The National Human Rights Commission on Thursday made a strong pitch for immediate passage of Prevention of Torture Bill in Parliament, saying it is urgent to ensure that extracting information through torture is declared illegal.
Addressing a conference here, NHRC Chairperson KG Balakrishnan said Parliament needs to pass the Bill urgently so that the culture of extracting information through torture is made illegal and the guilty are punished by law.
"Torture is a serious problem for India. Basic human rights are violated when torture is inflicted.
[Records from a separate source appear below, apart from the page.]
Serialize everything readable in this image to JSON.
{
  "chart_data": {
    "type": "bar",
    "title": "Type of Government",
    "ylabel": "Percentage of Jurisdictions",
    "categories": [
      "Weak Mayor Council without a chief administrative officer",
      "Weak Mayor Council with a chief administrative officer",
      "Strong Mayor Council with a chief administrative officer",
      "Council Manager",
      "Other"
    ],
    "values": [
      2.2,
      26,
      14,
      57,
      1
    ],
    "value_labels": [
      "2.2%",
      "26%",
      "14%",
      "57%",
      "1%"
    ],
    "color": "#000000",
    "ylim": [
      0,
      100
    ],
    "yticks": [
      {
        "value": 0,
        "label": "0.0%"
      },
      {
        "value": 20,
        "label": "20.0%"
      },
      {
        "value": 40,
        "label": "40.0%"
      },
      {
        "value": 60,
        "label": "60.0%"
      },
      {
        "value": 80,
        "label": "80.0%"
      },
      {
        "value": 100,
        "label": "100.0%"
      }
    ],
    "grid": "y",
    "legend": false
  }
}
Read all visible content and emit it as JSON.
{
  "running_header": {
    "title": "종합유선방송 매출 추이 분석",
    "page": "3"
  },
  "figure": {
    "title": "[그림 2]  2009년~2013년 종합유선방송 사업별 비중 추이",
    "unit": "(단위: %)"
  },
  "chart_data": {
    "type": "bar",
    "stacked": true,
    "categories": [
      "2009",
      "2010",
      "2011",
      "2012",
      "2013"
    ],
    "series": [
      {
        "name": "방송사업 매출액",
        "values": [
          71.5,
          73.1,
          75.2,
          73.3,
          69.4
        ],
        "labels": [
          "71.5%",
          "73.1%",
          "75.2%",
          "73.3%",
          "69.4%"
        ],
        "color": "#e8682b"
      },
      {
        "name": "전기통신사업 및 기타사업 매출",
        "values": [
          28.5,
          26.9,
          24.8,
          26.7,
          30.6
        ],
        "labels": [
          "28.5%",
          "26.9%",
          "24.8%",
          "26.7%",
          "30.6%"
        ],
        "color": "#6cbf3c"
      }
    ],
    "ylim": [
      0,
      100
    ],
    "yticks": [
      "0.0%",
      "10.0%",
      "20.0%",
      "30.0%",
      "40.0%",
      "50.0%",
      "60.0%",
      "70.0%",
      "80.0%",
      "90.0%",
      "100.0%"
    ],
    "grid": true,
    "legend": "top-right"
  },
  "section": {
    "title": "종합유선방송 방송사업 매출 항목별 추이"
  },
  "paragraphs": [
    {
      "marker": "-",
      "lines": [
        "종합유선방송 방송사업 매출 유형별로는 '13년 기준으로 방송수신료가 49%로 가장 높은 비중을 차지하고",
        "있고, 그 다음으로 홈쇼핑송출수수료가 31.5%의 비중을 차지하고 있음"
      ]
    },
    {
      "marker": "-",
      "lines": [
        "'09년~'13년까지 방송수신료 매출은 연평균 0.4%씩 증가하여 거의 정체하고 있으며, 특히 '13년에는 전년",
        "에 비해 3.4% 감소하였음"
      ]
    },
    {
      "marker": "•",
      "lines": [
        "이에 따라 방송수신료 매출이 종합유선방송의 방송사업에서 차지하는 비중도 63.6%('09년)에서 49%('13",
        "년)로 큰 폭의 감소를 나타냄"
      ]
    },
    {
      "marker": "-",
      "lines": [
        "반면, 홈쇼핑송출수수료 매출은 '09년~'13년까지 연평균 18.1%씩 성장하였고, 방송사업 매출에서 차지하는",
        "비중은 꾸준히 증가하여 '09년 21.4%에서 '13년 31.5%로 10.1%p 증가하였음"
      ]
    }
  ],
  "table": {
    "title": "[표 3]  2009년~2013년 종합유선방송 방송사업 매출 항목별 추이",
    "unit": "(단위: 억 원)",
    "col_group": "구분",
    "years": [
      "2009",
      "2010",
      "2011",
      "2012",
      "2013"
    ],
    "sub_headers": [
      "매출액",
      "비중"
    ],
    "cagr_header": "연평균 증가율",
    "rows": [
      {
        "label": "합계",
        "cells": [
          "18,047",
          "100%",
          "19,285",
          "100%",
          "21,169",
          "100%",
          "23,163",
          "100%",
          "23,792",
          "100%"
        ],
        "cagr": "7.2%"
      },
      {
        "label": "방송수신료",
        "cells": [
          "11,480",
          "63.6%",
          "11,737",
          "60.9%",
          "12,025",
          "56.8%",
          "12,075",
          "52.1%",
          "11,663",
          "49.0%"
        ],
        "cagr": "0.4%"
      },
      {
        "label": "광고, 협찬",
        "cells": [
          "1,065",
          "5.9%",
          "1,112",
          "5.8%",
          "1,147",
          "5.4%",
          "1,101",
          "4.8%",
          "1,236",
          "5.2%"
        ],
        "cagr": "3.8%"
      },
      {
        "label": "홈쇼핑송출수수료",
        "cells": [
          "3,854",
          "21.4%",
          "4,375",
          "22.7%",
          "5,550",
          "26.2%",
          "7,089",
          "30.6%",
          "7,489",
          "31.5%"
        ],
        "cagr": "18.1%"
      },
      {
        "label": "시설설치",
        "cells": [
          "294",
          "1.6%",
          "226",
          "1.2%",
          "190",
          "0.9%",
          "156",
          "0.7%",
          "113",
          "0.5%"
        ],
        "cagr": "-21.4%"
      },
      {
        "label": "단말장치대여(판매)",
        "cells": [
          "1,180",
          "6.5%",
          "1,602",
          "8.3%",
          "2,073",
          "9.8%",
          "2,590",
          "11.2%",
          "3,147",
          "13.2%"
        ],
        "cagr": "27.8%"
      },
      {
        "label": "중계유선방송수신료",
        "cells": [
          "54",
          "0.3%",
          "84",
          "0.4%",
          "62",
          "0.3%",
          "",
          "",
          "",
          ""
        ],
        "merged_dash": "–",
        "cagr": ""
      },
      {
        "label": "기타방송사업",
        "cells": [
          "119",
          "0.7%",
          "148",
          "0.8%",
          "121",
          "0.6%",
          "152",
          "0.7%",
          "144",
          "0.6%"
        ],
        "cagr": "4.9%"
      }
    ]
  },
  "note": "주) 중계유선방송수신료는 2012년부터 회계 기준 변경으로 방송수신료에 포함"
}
It is not just physical pain, but mental which traumatises the individual and is an assault on his right to life," he said.
India has also not ratified the UN convention against torture which asks states to declare torturing a criminal offence under its jurisdiction, he noted.
"Stringent punishment for perpetrators of torture and adequate compensation for the victim must be done to check this growing culture of impunity," Sankar Sen, former Director General of NHRC, said.
The need to give proper training to the police and sensitizing them about the rights of persons lodged in jail is urgent, he said adding investigating the case needs to be paramount which sadly is not the case. "Police devotes very less time in investigating the cases," he added.
Mohammad Amir Khan, who was allegedly picked up by the police 14 years ago and framed in various bomb blast cases before being recently acquitted by the court, was also present at the seminar.
"Implementation of our laws needs to be strict and the trial must be expedited," said Khan who had spent around 10 years in Tihar jail.
Compensation and rehabilitation are also a neglected part in our justice system which must be high on the priority list of the government and security forces, Sen said.
A multi-pronged approach from the training and education of security forces to a fair and impartial judical system is required," said Balakrishnan.